Among these hypotheses, the demyelination/inflammation theory is currently mainstream. Similarities to relapsing-remitting patterns of CIDP, MS, and MOGAD have been pointed out, but CSF tests are usually normal, and direct evidence of viral infection or immune-mediated neuropathy has not been obtained. While THS presents similar symptoms, RPON differs in that there is no mass-like contrast enhancement in the cavernous sinus.
Takemoto et al. (2021) reported a 14-year-old girl with steroid-induced intraocular pressure elevation whose diplopia markedly improved within days and ptosis and ocular movement disorder completely resolved after administration of 0.5% timolol maleate eye drops 4). It is hypothesized that topical timolol may have exerted effects on RPON through neuropeptide-mediated inhibition of the trigeminovascular system (Carlow hypothesis).

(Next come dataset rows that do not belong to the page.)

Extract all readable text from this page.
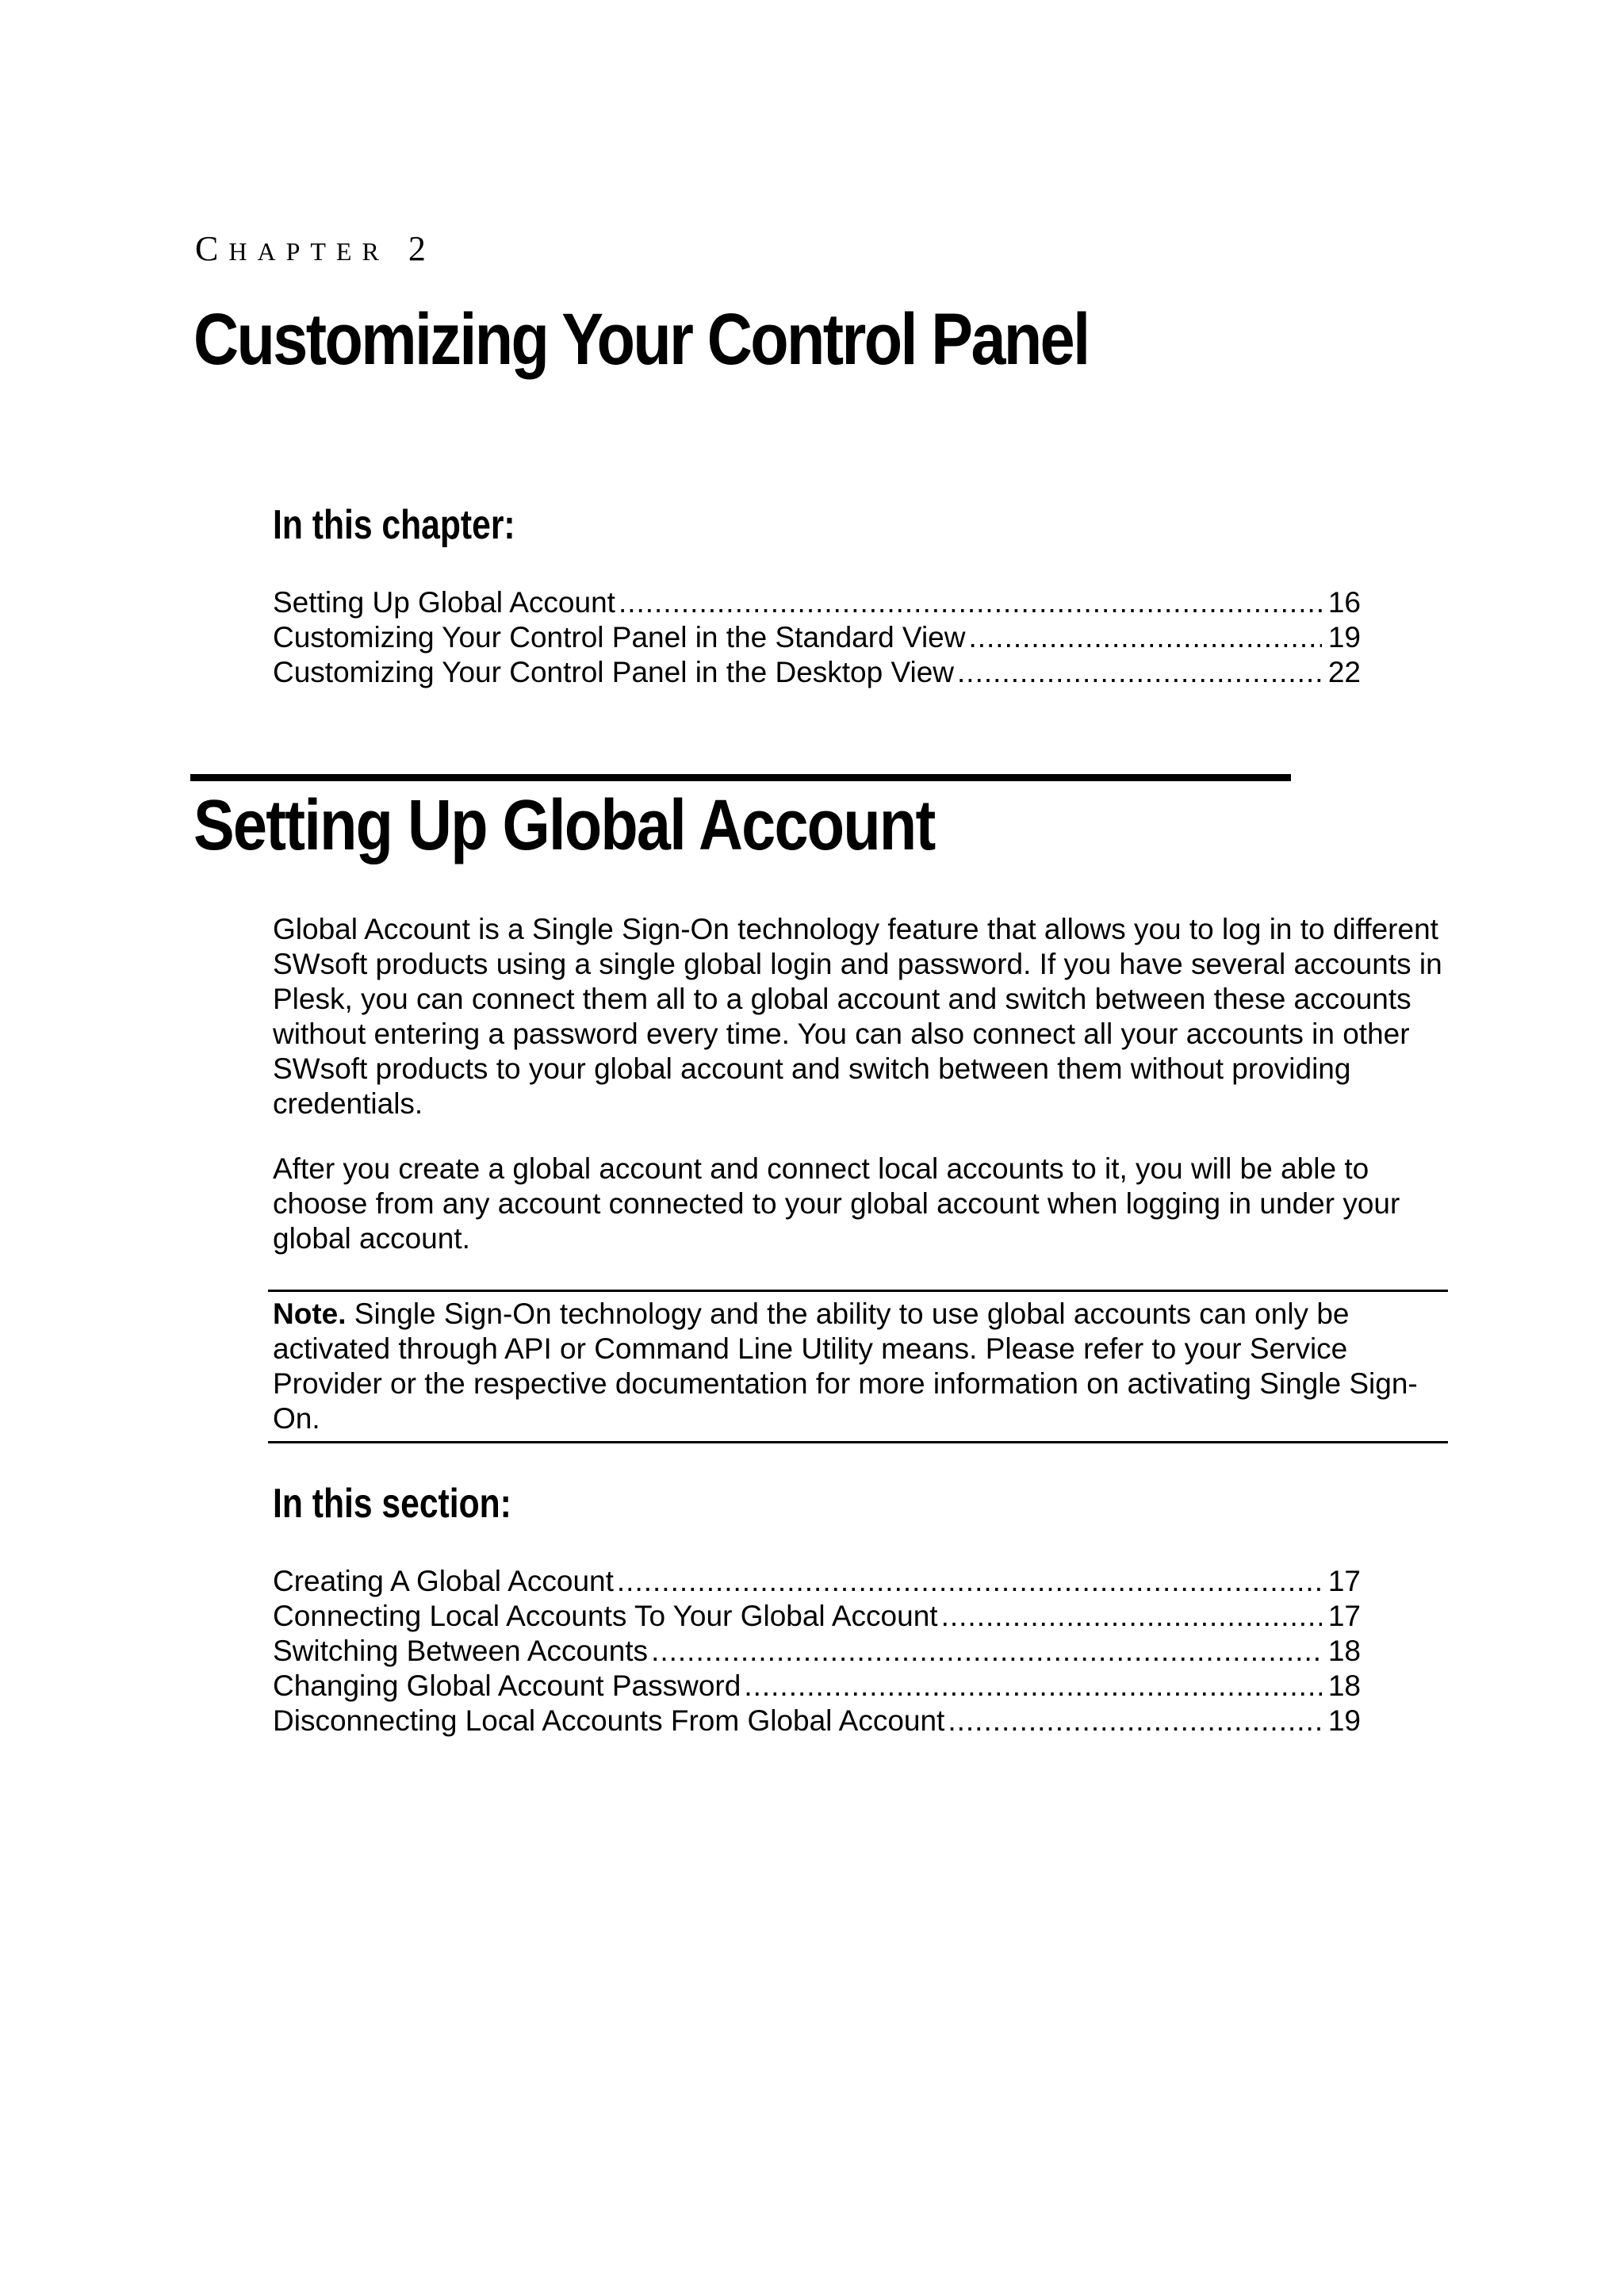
CHAPTER 2
Customizing Your Control Panel
In this chapter:
Setting Up Global Account .....	16
Customizing Your Control Panel in the Standard View .....	19
Customizing Your Control Panel in the Desktop View .....	22
Setting Up Global Account

Global Account is a Single Sign-On technology feature that allows you to log in to different SWsoft products using a single global login and password. If you have several accounts in Plesk, you can connect them all to a global account and switch between these accounts without entering a password every time. You can also connect all your accounts in other SWsoft products to your global account and switch between them without providing credentials.

After you create a global account and connect local accounts to it, you will be able to choose from any account connected to your global account when logging in under your global account.

Note. Single Sign-On technology and the ability to use global accounts can only be activated through API or Command Line Utility means. Please refer to your Service Provider or the respective documentation for more information on activating Single Sign-On.
In this section:
Creating A Global Account .....	17
Connecting Local Accounts To Your Global Account .....	17
Switching Between Accounts .....	18
Changing Global Account Password .....	18
Disconnecting Local Accounts From Global Account .....	19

Beta-blocker eye drops may be effective even without elevated intraocular pressure, and further exploratory studies are expected.
Based on a pooled analysis by Liu et al., Koo et al. (2024) proposed revised diagnostic criteria for ICHD-III: “at least two unilateral headache attacks (occurring almost simultaneously with or up to 15 days before ophthalmoplegia)” plus “clinical signs of cranial nerve palsy or MRI enhancement” 2). Discussions continue toward including adult-onset and atypical cases.

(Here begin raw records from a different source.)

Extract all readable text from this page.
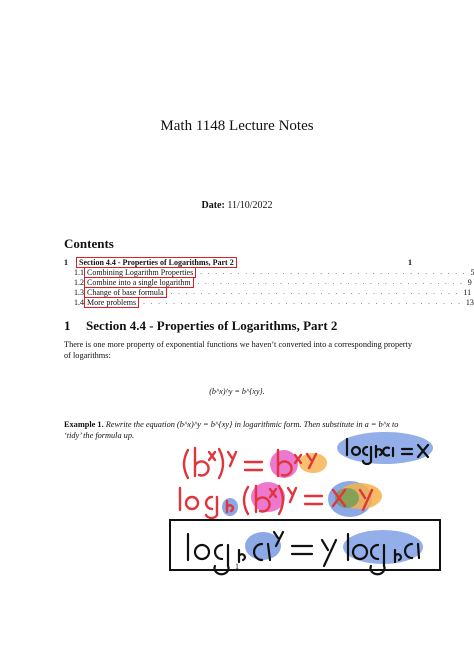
Math 1148 Lecture Notes
Date: 11/10/2022
Contents
1	Section 4.4 - Properties of Logarithms, Part 2	1
1.1 Combining Logarithm Properties	. . . . . . . . . . . . . . . . . . . . . . . . . . . . . . . . . . . . 5
1.2 Combine into a single logarithm	. . . . . . . . . . . . . . . . . . . . . . . . . . . . . . . . . . . . 9
1.3 Change of base formula	. . . . . . . . . . . . . . . . . . . . . . . . . . . . . . . . . . . . . . . 11
1.4 More problems	. . . . . . . . . . . . . . . . . . . . . . . . . . . . . . . . . . . . . . . . . . . 13
1 Section 4.4 - Properties of Logarithms, Part 2
There is one more property of exponential functions we haven’t converted into a corresponding property of logarithms:
(b^x)^y = b^{xy}.
Example 1. Rewrite the equation (b^x)^y = b^{xy} in logarithmic form. Then substitute in a = b^x to ‘tidy’ the formula up.
1
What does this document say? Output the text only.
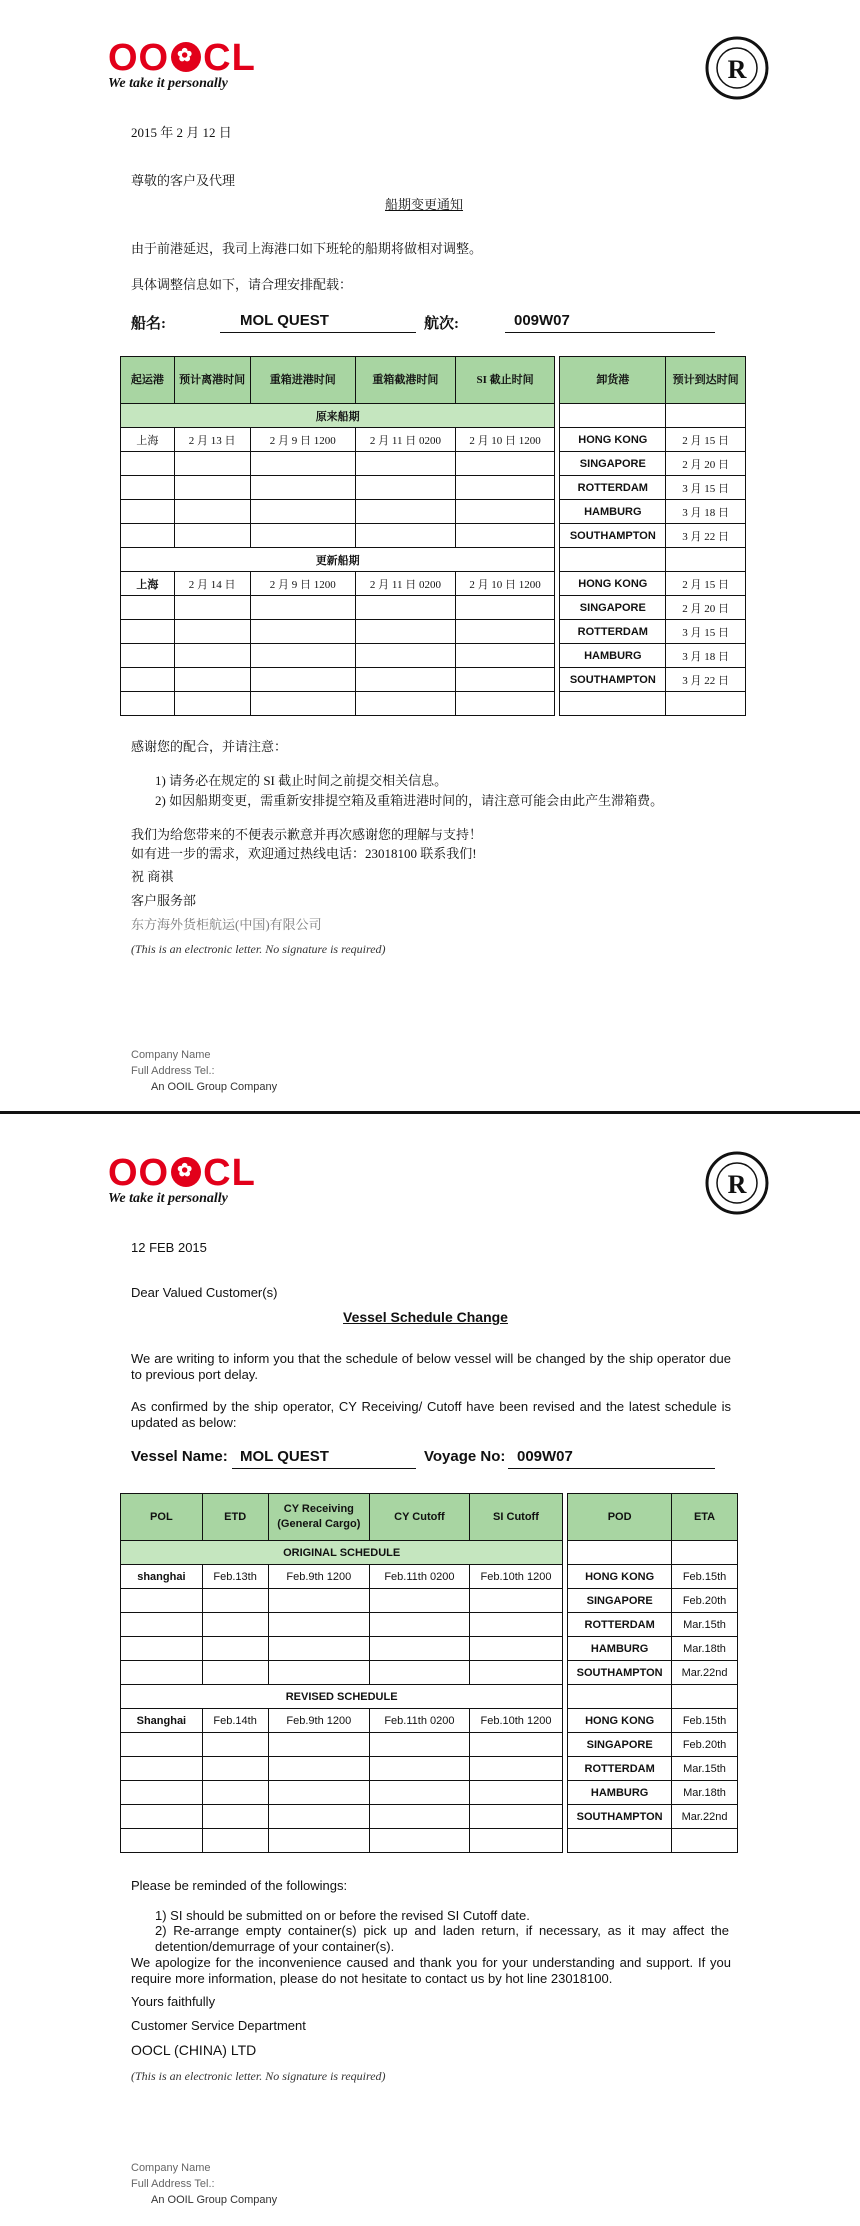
OO✿ CL
We take it personally	R
2015 年 2 月 12 日
尊敬的客户及代理
船期变更通知
由于前港延迟，我司上海港口如下班轮的船期将做相对调整。
具体调整信息如下，请合理安排配载：
船名:	MOL QUEST	航次:	009W07
起运港	预计离港时间	重箱进港时间	重箱截港时间	SI 截止时间		卸货港	预计到达时间
原来船期							
上海	2 月 13 日	2 月 9 日 1200	2 月 11 日 0200	2 月 10 日 1200		HONG KONG	2 月 15 日
						SINGAPORE	2 月 20 日
						ROTTERDAM	3 月 15 日
						HAMBURG	3 月 18 日
						SOUTHAMPTON	3 月 22 日
更新船期							
上海	2 月 14 日	2 月 9 日 1200	2 月 11 日 0200	2 月 10 日 1200		HONG KONG	2 月 15 日
						SINGAPORE	2 月 20 日
						ROTTERDAM	3 月 15 日
						HAMBURG	3 月 18 日
						SOUTHAMPTON	3 月 22 日

感谢您的配合，并请注意：
1) 请务必在规定的 SI 截止时间之前提交相关信息。
2) 如因船期变更，需重新安排提空箱及重箱进港时间的，请注意可能会由此产生滞箱费。
我们为给您带来的不便表示歉意并再次感谢您的理解与支持！
如有进一步的需求，欢迎通过热线电话：23018100 联系我们!
祝 商祺
客户服务部
东方海外货柜航运(中国)有限公司
(This is an electronic letter. No signature is required)
Company Name
Full Address Tel.:
An OOIL Group Company
OO✿ CL
We take it personally	R
12 FEB 2015
Dear Valued Customer(s)
Vessel Schedule Change
We are writing to inform you that the schedule of below vessel will be changed by the ship operator due to previous port delay.
As confirmed by the ship operator, CY Receiving/ Cutoff have been revised and the latest schedule is updated as below:
Vessel Name: MOL QUEST	Voyage No: 009W07
POL	ETD	CY Receiving (General Cargo)	CY Cutoff	SI Cutoff		POD	ETA
ORIGINAL SCHEDULE							
shanghai	Feb.13th	Feb.9th 1200	Feb.11th 0200	Feb.10th 1200		HONG KONG	Feb.15th
						SINGAPORE	Feb.20th
						ROTTERDAM	Mar.15th
						HAMBURG	Mar.18th
						SOUTHAMPTON	Mar.22nd
REVISED SCHEDULE							
Shanghai	Feb.14th	Feb.9th 1200	Feb.11th 0200	Feb.10th 1200		HONG KONG	Feb.15th
						SINGAPORE	Feb.20th
						ROTTERDAM	Mar.15th
						HAMBURG	Mar.18th
						SOUTHAMPTON	Mar.22nd

Please be reminded of the followings:
1) SI should be submitted on or before the revised SI Cutoff date.
2) Re-arrange empty container(s) pick up and laden return, if necessary, as it may affect the detention/demurrage of your container(s).
We apologize for the inconvenience caused and thank you for your understanding and support. If you require more information, please do not hesitate to contact us by hot line 23018100.
Yours faithfully
Customer Service Department
OOCL (CHINA) LTD
(This is an electronic letter. No signature is required)
Company Name
Full Address Tel.:
An OOIL Group Company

Castillo-Guerrero et al. (2024) reported a case of internal ophthalmoplegic migraine during pregnancy (bilateral mydriasis without external ophthalmoplegia) 3). Spontaneous remission on postpartum day 5 was confirmed, suggesting that hormonal and physiological changes may contribute to onset. Memantine (NMDA receptor antagonist) 10 mg/day was used experimentally for migraine prophylaxis, but evidence for use during pregnancy is limited.
An association with anti-GQ1b antibody syndrome has been reported, and in recurrent cases that respond rapidly to steroids, screening for atypical anti-GQ1b antibody syndrome is recommended 1). Additionally, high-resolution MRA evaluation of neurovascular compression is gaining importance in pediatric OM diagnosis, and compression of the oculomotor nerve exit by the PCA has been confirmed in some cases 6).